« Une image peut changer une vie », assure Chantal Colleu-Dumond. Directrice du Domaine et commissaire d’exposition, elle conçoit chaque édition de Chaumont-Photo-sur-Loire. Elle croit au pouvoir de la photographie depuis toujours, et ce de plus en plus.
Au cœur des châteaux de la Loire, le Domaine de Chaumont-sur-Loire est devenu un lieu incontournable dans le domaine de l’art et des jardins. Lieu insolite mêlant culture, tourisme et environnement, le Domaine fait partie de plusieurs réseau, tels que le Réseau des Châteaux, les Plus Beaux Jardins de France, l’Association Parcs et Jardins de la Région Centre (APJRC), l’Association des Centres culturels de rencontre (AACR) et les Amis des Jardins Remarquables Européens (AAJRE).

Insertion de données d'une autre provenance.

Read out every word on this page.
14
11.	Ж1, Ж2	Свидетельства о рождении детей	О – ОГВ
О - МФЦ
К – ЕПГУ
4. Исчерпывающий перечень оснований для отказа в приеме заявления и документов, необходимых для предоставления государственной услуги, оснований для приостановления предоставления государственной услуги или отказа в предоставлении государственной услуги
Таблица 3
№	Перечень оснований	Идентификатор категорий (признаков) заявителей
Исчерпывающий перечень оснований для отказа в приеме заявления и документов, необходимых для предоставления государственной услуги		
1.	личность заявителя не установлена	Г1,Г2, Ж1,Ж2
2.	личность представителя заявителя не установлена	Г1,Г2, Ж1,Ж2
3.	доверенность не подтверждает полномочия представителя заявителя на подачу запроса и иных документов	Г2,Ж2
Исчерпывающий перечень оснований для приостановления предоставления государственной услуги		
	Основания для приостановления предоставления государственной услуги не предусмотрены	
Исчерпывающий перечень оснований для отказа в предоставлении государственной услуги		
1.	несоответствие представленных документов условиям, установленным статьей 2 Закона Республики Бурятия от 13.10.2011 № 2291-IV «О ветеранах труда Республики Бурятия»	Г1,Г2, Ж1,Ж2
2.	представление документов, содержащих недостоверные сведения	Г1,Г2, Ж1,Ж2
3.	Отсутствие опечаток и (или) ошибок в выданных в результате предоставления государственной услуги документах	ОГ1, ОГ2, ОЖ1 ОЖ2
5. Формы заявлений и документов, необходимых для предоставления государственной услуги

Pour un événement tel que celui-ci, pas moins de 100 000 euros sont investis. Somme que le domaine finance à 75%. Pour cette cinquième édition, le Centre d’Arts et de la Nature de Chaumont-sur-Loire organise une exposition collective invitant quatre photographes à partager leur regard particulier sur le vivant la nature. Une célébration du caractère précieux de notre environnement naturel, qui résonne avec les enjeux contemporains.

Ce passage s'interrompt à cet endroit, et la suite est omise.